The C preprocessor and Macros

We’ve already used the C preprocessor to include header files and write include guards. Here we will take a moment to look more specifically at the C preprocessor, and its directives.

The preprocessor runs on a file and prepares it for the compiler to act on. The preprocessor is (mostly) just a text substitution tool. Preprocessor directives issue commands to the preprocessor, and always start with a # symbol. There are 11 standard preprocessor directives split into a few categories.

Inclusion:

  • #include <somefile> finds somefile and pastes its contents in place of the include statement. When used with quotation marks, #include "somefile" the search path is limited to that specified in the compiler command.

Identifier definition:

  • #define SOMETHING defines the identifier SOMETHING. Additionally, providing a replacement as in #define SOMETHING replacement will overwrite every occurence of SOMETHING in the file with replacement.

    • We will look at this more below.

  • #undef SOMETHING clears the definition of the identifier SOMETHING.

Conditional statements:

  • #if, #ifdef, and #ifndef all start conditional statements. The latter two evaluate true (respectively false) if the given identifier has been defined. The first can evaluate more general statements.
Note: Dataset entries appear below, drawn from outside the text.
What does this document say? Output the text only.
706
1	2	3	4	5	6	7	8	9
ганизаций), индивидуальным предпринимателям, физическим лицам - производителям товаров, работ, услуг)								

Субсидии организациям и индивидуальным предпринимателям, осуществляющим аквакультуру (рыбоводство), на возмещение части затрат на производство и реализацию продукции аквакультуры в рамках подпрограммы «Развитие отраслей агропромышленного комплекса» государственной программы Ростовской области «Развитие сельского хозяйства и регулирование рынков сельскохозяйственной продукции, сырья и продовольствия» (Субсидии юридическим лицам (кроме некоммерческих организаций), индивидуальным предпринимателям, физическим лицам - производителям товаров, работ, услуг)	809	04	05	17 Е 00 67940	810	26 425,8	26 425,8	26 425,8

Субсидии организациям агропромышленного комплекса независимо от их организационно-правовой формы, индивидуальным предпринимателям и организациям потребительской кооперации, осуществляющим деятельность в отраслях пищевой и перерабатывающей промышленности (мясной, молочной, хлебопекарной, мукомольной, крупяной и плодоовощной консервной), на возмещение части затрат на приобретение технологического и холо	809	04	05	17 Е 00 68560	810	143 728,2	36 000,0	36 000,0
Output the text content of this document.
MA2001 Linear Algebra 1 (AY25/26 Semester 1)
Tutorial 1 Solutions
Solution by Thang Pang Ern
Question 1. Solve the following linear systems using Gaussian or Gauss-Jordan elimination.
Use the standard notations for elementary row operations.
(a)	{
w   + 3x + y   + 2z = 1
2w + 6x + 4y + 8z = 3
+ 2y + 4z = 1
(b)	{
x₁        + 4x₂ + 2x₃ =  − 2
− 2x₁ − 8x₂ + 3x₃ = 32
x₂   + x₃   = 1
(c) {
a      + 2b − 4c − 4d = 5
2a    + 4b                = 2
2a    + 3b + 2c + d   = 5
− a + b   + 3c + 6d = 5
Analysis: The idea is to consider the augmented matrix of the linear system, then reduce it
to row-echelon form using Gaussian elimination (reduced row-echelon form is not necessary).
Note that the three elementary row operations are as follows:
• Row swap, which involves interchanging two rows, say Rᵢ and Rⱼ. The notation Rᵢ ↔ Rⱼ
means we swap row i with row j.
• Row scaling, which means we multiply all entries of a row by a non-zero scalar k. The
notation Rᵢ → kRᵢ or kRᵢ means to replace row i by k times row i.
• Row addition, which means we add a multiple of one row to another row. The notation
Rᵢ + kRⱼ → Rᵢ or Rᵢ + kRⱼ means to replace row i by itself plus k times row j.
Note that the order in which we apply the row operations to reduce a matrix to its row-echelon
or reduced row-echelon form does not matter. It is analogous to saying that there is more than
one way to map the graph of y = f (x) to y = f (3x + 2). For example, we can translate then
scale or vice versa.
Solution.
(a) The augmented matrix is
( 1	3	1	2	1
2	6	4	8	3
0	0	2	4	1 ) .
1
  • #elif and #else create further conditional blocks if one of the former statements fail.

  • #endif terminates a conditional block, either given by one of the #if, directives above, or by the latest call to #elif or #else.

Other:

  • #error generates a compile time error.

  • #line resets the internal line counter, and optionally the internal representation of the filename (it will not change the name on disk).

  • #pragma issues special commands to the compiler.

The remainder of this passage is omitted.